# Stream Customers Data From Cloud Files to Delta Lake using Auto Loader
1. Read files from cloud storage using Auto Loader
2. Transform the dataframe to add the following columns
- file_path: Cloud File Path
- ingestion date: Current Timestamp
3. Write the Transformed data stream to Delta Lake Table

### 1. Read files from cloud storage using Auto Loader

In [0]:
customers_df = spark.readStream \
    .format("cloudFiles") \
    .option("cloudFiles.format", "json") \
    .option("cloudFiles.schemaLocation", "/Volumes/gizmobox/landing/operational_data/customers_autoloader/_schema") \
    .load('/Volumes/gizmobox/landing/operational_data/customers_autoloader/')

In the above shell, make note of below points
1. All of the columns data types are strings. That is because we have not specified that we want to infer the data types, auto loader has assigned the data type for every column as string
2. _rescued_data column is added as a string by auto loader. If it cant process some data because of schema evolution or anything like that, it will write the invalid data into the _resued_data which can be handled later.

#### Infer the Column Types

In [0]:
customers_df = spark.readStream \
    .format("cloudFiles") \
    .option("cloudFiles.format", "json") \
    .option("cloudFiles.schemaLocation", "/Volumes/gizmobox/landing/operational_data/customers_autoloader/_schema") \
    .option("cloudFiles.inferColumnTypes", "true") \
    .load('/Volumes/gizmobox/landing/operational_data/customers_autoloader/')

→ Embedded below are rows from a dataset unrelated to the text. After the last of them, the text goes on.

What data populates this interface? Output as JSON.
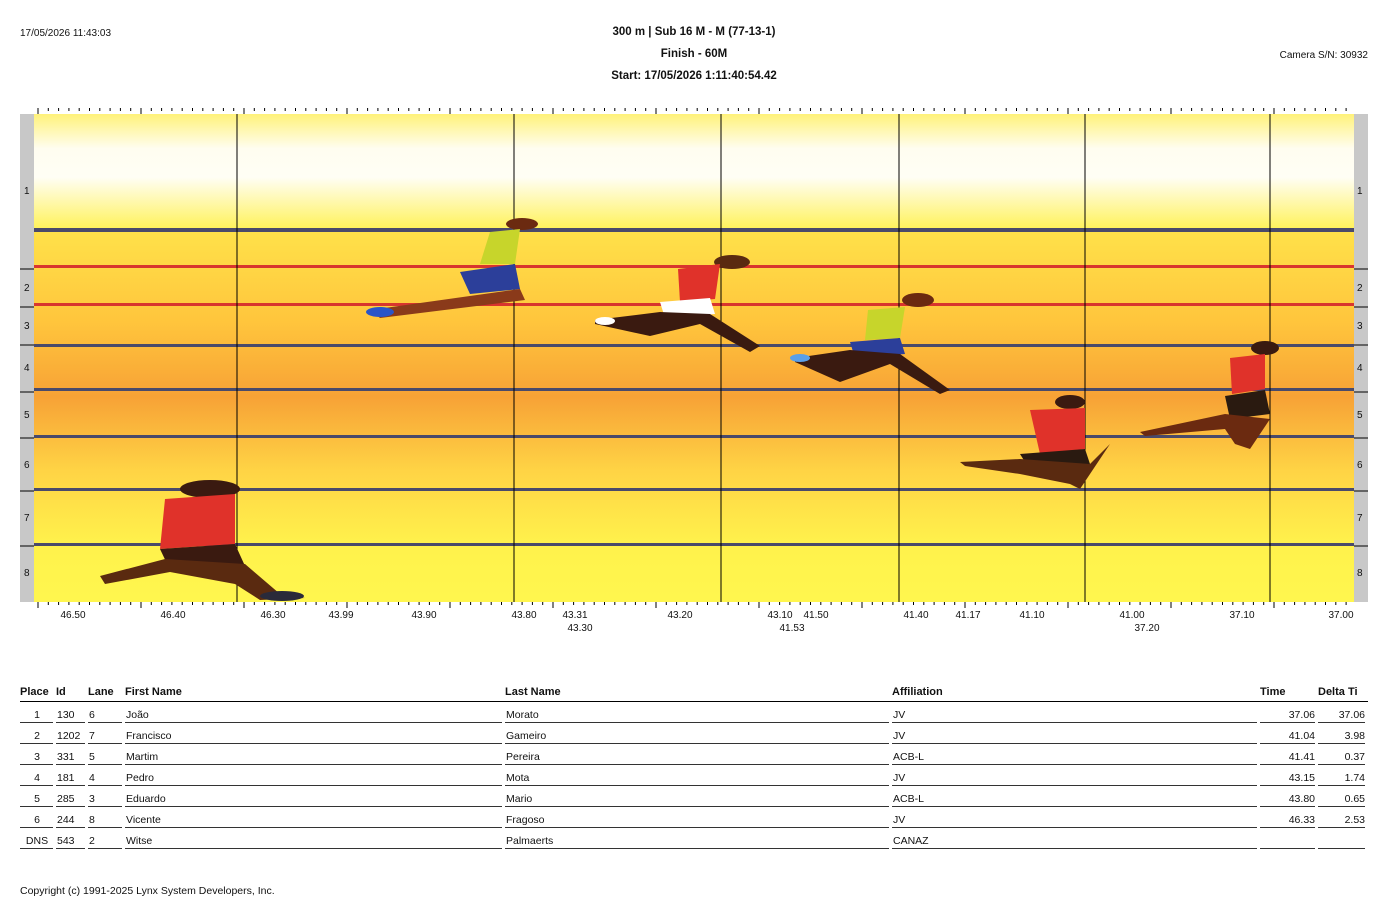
{
  "header": {
    "timestamp": "17/05/2026 11:43:03",
    "event_title": "300 m | Sub 16 M - M (77-13-1)",
    "finish_label": "Finish - 60M",
    "start_label": "Start: 17/05/2026 1:11:40:54.42",
    "camera": "Camera S/N: 30932"
  },
  "photo": {
    "lane_numbers": [
      "1",
      "2",
      "3",
      "4",
      "5",
      "6",
      "7",
      "8"
    ],
    "time_labels_row1": [
      "46.50",
      "46.40",
      "46.30",
      "43.99",
      "43.90",
      "43.80",
      "43.31",
      "43.20",
      "43.10",
      "41.50",
      "41.40",
      "41.17",
      "41.10",
      "41.00",
      "37.10",
      "37.00"
    ],
    "time_labels_row2": [
      "43.30",
      "41.53",
      "37.20"
    ],
    "colors": {
      "sky": "#fffde8",
      "track_light": "#fff04a",
      "track_mid": "#ffc83a",
      "track_dark": "#f5a033",
      "lane_line": "#4a4a6a",
      "red_line": "#d8352e",
      "border": "#c8c8c8"
    }
  },
  "table": {
    "headers": {
      "place": "Place",
      "id": "Id",
      "lane": "Lane",
      "first_name": "First Name",
      "last_name": "Last Name",
      "affiliation": "Affiliation",
      "time": "Time",
      "delta": "Delta Ti"
    },
    "rows": [
      {
        "place": "1",
        "id": "130",
        "lane": "6",
        "first": "João",
        "last": "Morato",
        "aff": "JV",
        "time": "37.06",
        "delta": "37.06"
      },
      {
        "place": "2",
        "id": "1202",
        "lane": "7",
        "first": "Francisco",
        "last": "Gameiro",
        "aff": "JV",
        "time": "41.04",
        "delta": "3.98"
      },
      {
        "place": "3",
        "id": "331",
        "lane": "5",
        "first": "Martim",
        "last": "Pereira",
        "aff": "ACB-L",
        "time": "41.41",
        "delta": "0.37"
      },
      {
        "place": "4",
        "id": "181",
        "lane": "4",
        "first": "Pedro",
        "last": "Mota",
        "aff": "JV",
        "time": "43.15",
        "delta": "1.74"
      },
      {
        "place": "5",
        "id": "285",
        "lane": "3",
        "first": "Eduardo",
        "last": "Mario",
        "aff": "ACB-L",
        "time": "43.80",
        "delta": "0.65"
      },
      {
        "place": "6",
        "id": "244",
        "lane": "8",
        "first": "Vicente",
        "last": "Fragoso",
        "aff": "JV",
        "time": "46.33",
        "delta": "2.53"
      },
      {
        "place": "DNS",
        "id": "543",
        "lane": "2",
        "first": "Witse",
        "last": "Palmaerts",
        "aff": "CANAZ",
        "time": "",
        "delta": ""
      }
    ]
  },
  "footer": {
    "copyright": "Copyright (c) 1991-2025 Lynx System Developers, Inc."
  }
}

Auto Loader tries it best to get data types from some sample but it moght not be 100% correct for some columns. As Dates and Timestamps will be wrapped in quotes, it will identify them as strings. Sometimes the column will have a mix of strings and numbers which will be identified as a string.
To influecne auto loader to set data types for few columns, we have an option called cloudFiles.schemaHints

In [0]:
customers_df = spark.readStream \
    .format("cloudFiles") \
    .option("cloudFiles.format", "json") \
    .option("cloudFiles.schemaLocation", "/Volumes/gizmobox/landing/operational_data/customers_autoloader/_schema") \
    .option("cloudFiles.inferColumnTypes", "true") \
    .option("cloudFiles.schemaHints", "date_of_birth date, member_since date, created_timestamp timestamp") \
    .load('/Volumes/gizmobox/landing/operational_data/customers_autoloader/')

### 2. Transform the dataframe to add the following columns
- file_path: Cloud File Path
- ingestion date: Current Timestamp

In [0]:
from pyspark.sql.functions import *
customers_transformed_df = customers_df.withColumn("file_path", col("_metadata.file_path")) \
                                        .withColumn("ingestion_date", current_timestamp())

### 3. Write the Transformed data stream to Delta Lake Table

In [0]:
streaming_query = customers_transformed_df.writeStream \
    .format("delta") \
        .option("checkpointLocation", "/Volumes/gizmobox/landing/operational_data/customers_autoloader/_checkpoint_stream") \
        .toTable("gizmobox.bronze.customers_autoloader")

In [0]:
streaming_query.stop()

In [0]:
%sql
select *
from gizmobox.bronze.customers_autoloader;